Sabah olunca boş içki şişesi koleksiyonunun arasından geçer dolu çöp poşeti yığınları ile kapatılmış kapıdan zorlukla çıkardım. O zamanlar liseye böyle gidiyordum. Çok işlek bir yerde yaşamazdık. Bir nevi eski küçük bir kasabaydı ama ana merkeze de yürünebiliyordu.
Sokaktaki otomatları patlatıp bozuk para çalar birkaç kuruşla çamaşırhanelerden birine giderdim. Sabahın köründe kimsenin olmadığı dükkanda iç çamaşırım kalana kadar soyunup üstümdeki her şeyi yıkardım. Böylece okula giderken daha az çöp gibi kokardım.
Annemin ölümü sosyal hizmetler için sadece bir kağıt işiydi. Onlara göre bu durumdan etkilenmeyecek kadar büyüktüm. Güçlü bir erkek olup durumun üstesinden gelmeliydim işte. Ya da sadece sessiz kalıp daha fazla kağıt işine sebep olmamalıydım. Sonuçta annem bir kaza sonucu ölmüştü yani sözde böyle olmuştu.
Evet annemi babam öldürmemişti. En azından başta inandıkları yalan buydu. Babam öyle ödüllük bir oyuncu falan değildi. Söz konusu sadece kadınlarla flört etmek olunca yalandan bir iki kelimeyi bir araya getirebilirdi. Onun haricinde oldukça aptaldı.
Ama ölüler konuşmazdı. Kendilerini savunamazlardı.

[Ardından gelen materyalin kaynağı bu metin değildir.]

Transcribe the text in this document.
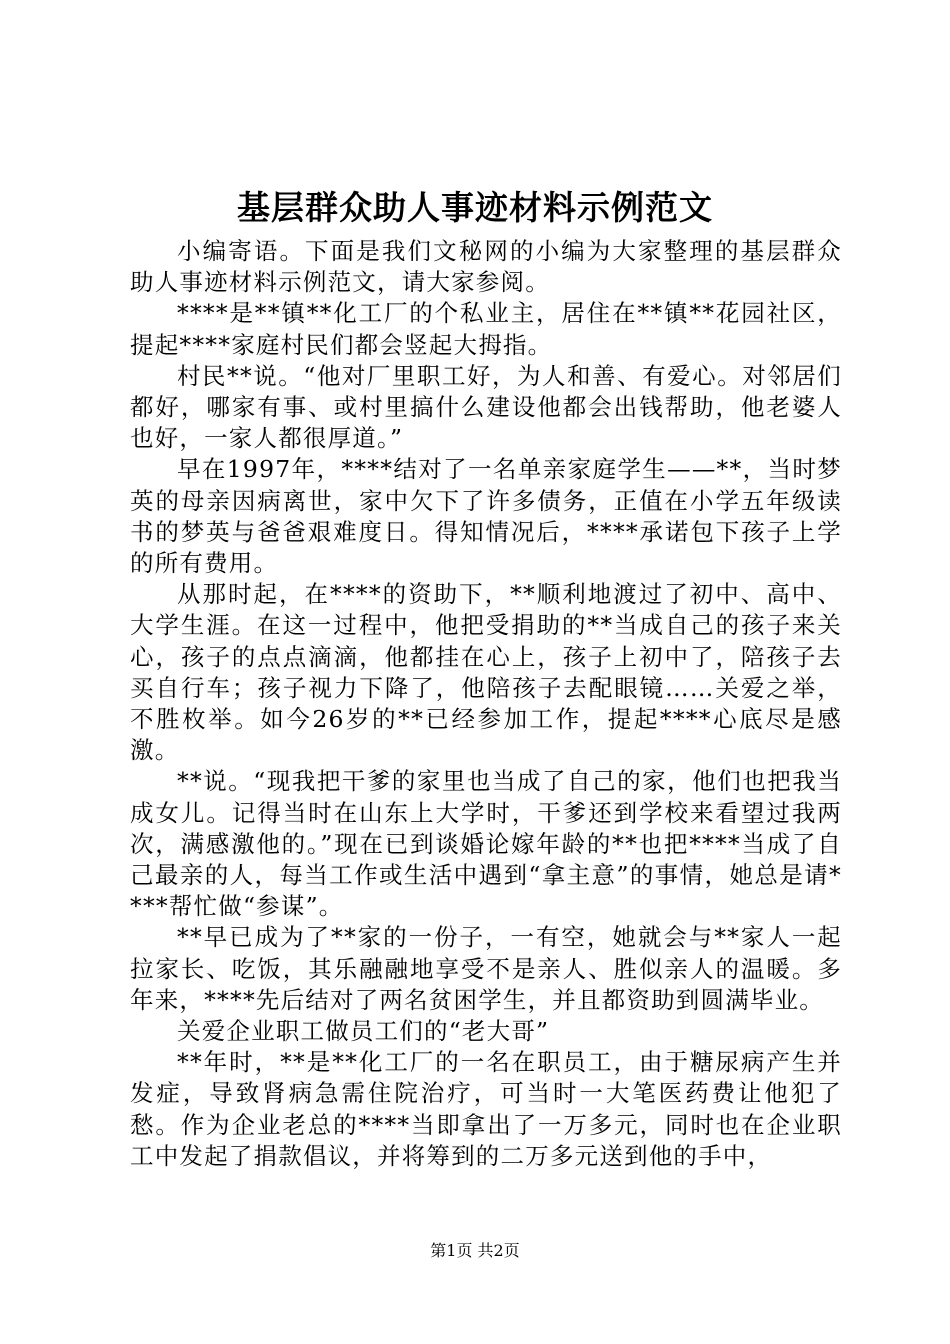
基层群众助人事迹材料示例范文

小编寄语。下面是我们文秘网的小编为大家整理的基层群众助人事迹材料示例范文，请大家参阅。

****是**镇**化工厂的个私业主，居住在**镇**花园社区，提起****家庭村民们都会竖起大拇指。

村民**说。“他对厂里职工好，为人和善、有爱心。对邻居们都好，哪家有事、或村里搞什么建设他都会出钱帮助，他老婆人也好，一家人都很厚道。”

早在1997年，****结对了一名单亲家庭学生——**，当时梦英的母亲因病离世，家中欠下了许多债务，正值在小学五年级读书的梦英与爸爸艰难度日。得知情况后，****承诺包下孩子上学的所有费用。

从那时起，在****的资助下，**顺利地渡过了初中、高中、大学生涯。在这一过程中，他把受捐助的**当成自己的孩子来关心，孩子的点点滴滴，他都挂在心上，孩子上初中了，陪孩子去买自行车；孩子视力下降了，他陪孩子去配眼镜……关爱之举，不胜枚举。如今26岁的**已经参加工作，提起****心底尽是感激。

**说。“现我把干爹的家里也当成了自己的家，他们也把我当成女儿。记得当时在山东上大学时，干爹还到学校来看望过我两次，满感激他的。”现在已到谈婚论嫁年龄的**也把****当成了自己最亲的人，每当工作或生活中遇到“拿主意”的事情，她总是请****帮忙做“参谋”。

**早已成为了**家的一份子，一有空，她就会与**家人一起拉家长、吃饭，其乐融融地享受不是亲人、胜似亲人的温暖。多年来，****先后结对了两名贫困学生，并且都资助到圆满毕业。

关爱企业职工做员工们的“老大哥”

**年时，**是**化工厂的一名在职员工，由于糖尿病产生并发症，导致肾病急需住院治疗，可当时一大笔医药费让他犯了愁。作为企业老总的****当即拿出了一万多元，同时也在企业职工中发起了捐款倡议，并将筹到的二万多元送到他的手中，

第1页 共2页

Babamın annemi öldürdüğüne inanmaları için beni de öldürmeye çalışması gerekti. Yani onu ilk seferinde yakalamamışlardı. Devletin sonunda bana bakmaya karar vermesi için ölüme yaklaşana kadar dövülmem ve köydeki yaşlı bir kadının beni evine alıp polisi araması gerekmişti. Canım da tehlikeye girince apar topar çöp evden alınmış itirafım ve görgü tanıkları sayesinde babam da hapse gönderilmişti.
O günler yurtlar çok kalınacak yerler değildi. İğrenç yataklarda tahta kuruları her yerinizi yer tüm vücudunuz sabaha kadar kaşınırdı. Ama görevlilere göre sadece abartıyorduk dediğimiz her şey yalandı.
Annemin Garezi beni ilk orada buldu. Elimden geldiğince az şikayet ediyor birkaç aklı çalışan ve buradan çıkmanın tek yolunun okumak olduğunu gören diğer çocuklar gibi içime kapanıyordum. Uyan kalk okula git çalış uyu. Hayat döngüm bundan ibaretti.
Annemin babamı öldürmesine yardım ettikten sonra da bir yere kaçmadım. Yani belki de kaçtım çünkü kendimi öldürmeye çalıştım. Kapısı şeritlerle çekilmiş eski çöp evimize kadar yürümüş içeri girmiş ve pis ruhuma en uygun yerin yine bu pis ev olduğunu düşünerek kendimi asmıştım.
Uyandığımda yerdeydim ip kopmuştu. Ölmenin nasıl bir şey olduğunu hatırlıyordum. Acıyla nefessizlikle çırpındığımı sonra karanlığa gömüldüğümü ve öldüğümü. Ama geri gelmiştim. Bu bana layık görülen ulvi yeteneğimdi.
Babama yaptıklarının aksine beni bulup tutuklamaları bu kadar kısa sürmüştü işte. O günün akşamı ellerim kelepçeliydi. Boy boy tüm manşetlere çıktığıma emindim. Karakol girişinde gözleri kör eden bir flash korosu ve basın grubu vardı. Belkide CIA'ya tüm bu haberleri yakıp sansürlediği için minnettar olmalıydım.
Babamın ölümüyle suçlanıyordum ve sözde aslında masum babam beni korumaya çalıştığı için annemin ölümüyle de suçlandım. Önceleri anlatmaya çalıştım ama kim bana inanırdı ki? Sonra konuşmadım. Bir şey açıklamadım. Sessizdim. Hapsin dışarıdaki yaşamdan daha az acı verici olduğunu umdum.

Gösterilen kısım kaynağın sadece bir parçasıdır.